On the third edition of Ahlfors' Complex Analysis, page 40 Theorem 2 it states: we conclude that
\begin{equation*}
\left|\frac{R_n(z)-R_n(z_0)}{z-z_0}\right| \leq \sum_{k=n}^{\infty} k|a_k|\rho^{k-1}
\end{equation*}
The expression on the right is the remainder term in a convergent series.
I have trouble in understanding that $\sum_{k=n}^{\infty} k|a_k|\rho^{k-1}$ is convergent.
We know that $1/{\rho}>1/R=\lim_{n\rightarrow\infty} \sup \sqrt[n]{|a_n|}$. So, there exists an $N$ such that $1/\rho>\sqrt[k]{|a_k|}, |a_k|<\frac{1}{\rho ^k}$ for all $k\geq N$. If $n\geq N$, we have
\begin{equation*}
\sum_{k=n}^{\infty} k|a_k|\rho^{k-1}\leq\sum_{k=n}^{\infty} k\frac{1}{\rho^k}\rho^{k-1}=\sum_{k=n}^{\infty}\frac{k}{\rho}
\end{equation*}
Since $\sum_{k=n}^{\infty}\frac{k}{\rho}$ is not convergent, we cannot conclude that $\sum_{k=n}^{\infty} k|a_k|\rho^{k-1}$ is convergent. How to prove $\sum_{k=n}^{\infty} k|a_k|\rho^{k-1}$ is convergent?
Thanks for eulersgroupie's answer. I'd like to add more details. The radius of convergence of $\sum_{1}^{\infty}na_n z^{n-1}$ is $R$. Since $\rho <R$, $\sum_{1}^{\infty}na_n \rho^{n-1}$ is absolutely convergent. So, $\sum_{1}^{\infty}n|a_n| \rho^{n-1}$ is convergent. Finally, $\sum_{k=n}^{\infty} k|a_k|\rho^{k-1}$ is convergent.
Martin R's answer likes a magic and I really appreciate it. It solves my question directly.
This a question from Ahlfors' Complex Analysis. I show you the whole context of the question below. I have trouble understanding the statement with red line.
Best Answer
$1/\rho>\sqrt[k]{|a_k|}$ for sufficently large $k$ is correct, but not good enough to prove the convergence.

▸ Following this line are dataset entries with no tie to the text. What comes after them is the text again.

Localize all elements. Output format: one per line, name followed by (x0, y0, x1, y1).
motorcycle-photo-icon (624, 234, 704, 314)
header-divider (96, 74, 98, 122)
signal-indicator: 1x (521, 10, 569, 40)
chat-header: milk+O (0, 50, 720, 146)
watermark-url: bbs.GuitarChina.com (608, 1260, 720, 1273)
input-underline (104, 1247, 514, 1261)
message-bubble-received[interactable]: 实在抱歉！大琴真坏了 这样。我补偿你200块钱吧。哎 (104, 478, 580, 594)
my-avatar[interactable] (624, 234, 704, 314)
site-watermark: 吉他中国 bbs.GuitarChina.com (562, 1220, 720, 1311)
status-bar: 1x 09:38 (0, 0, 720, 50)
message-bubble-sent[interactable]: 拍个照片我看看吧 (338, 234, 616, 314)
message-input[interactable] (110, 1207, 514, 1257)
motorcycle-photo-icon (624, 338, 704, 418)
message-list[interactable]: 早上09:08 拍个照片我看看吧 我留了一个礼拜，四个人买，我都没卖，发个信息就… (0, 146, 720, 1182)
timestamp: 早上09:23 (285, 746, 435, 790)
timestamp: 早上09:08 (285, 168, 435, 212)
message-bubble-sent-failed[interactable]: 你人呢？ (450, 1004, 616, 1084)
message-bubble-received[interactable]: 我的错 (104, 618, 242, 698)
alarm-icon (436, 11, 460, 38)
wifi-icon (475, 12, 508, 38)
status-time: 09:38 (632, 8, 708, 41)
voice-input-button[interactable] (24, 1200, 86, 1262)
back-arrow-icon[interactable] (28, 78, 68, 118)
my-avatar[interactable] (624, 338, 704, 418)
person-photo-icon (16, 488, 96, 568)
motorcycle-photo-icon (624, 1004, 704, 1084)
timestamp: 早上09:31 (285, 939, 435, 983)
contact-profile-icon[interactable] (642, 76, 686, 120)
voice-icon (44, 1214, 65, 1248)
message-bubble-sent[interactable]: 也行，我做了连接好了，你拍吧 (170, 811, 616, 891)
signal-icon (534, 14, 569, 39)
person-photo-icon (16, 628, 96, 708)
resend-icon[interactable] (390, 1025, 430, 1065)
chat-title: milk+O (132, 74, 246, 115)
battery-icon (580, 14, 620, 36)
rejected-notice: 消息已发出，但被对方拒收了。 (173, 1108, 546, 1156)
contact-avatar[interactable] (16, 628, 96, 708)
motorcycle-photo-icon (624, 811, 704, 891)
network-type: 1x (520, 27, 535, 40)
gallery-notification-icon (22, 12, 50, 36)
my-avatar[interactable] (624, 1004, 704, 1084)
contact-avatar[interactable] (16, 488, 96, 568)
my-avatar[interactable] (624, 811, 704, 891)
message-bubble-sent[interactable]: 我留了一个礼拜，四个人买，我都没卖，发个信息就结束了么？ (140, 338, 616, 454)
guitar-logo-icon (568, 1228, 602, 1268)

Choose $r$ such that $\rho < r < R$, then $1/{\rho}>1/r > 1/R=\lim_{n\rightarrow\infty} \sup \sqrt[n]{|a_n|}$ so that $1/r>\sqrt[k]{|a_k|}$ for sufficiently large $k > N$. Then $$ \sum_{k=n}^{\infty} k|a_k|\rho^{k-1}\leq \sum_{k=n}^{\infty} \frac{k}{\rho} \left( \frac{\rho}{r}\right)^k $$ and that series is convergent.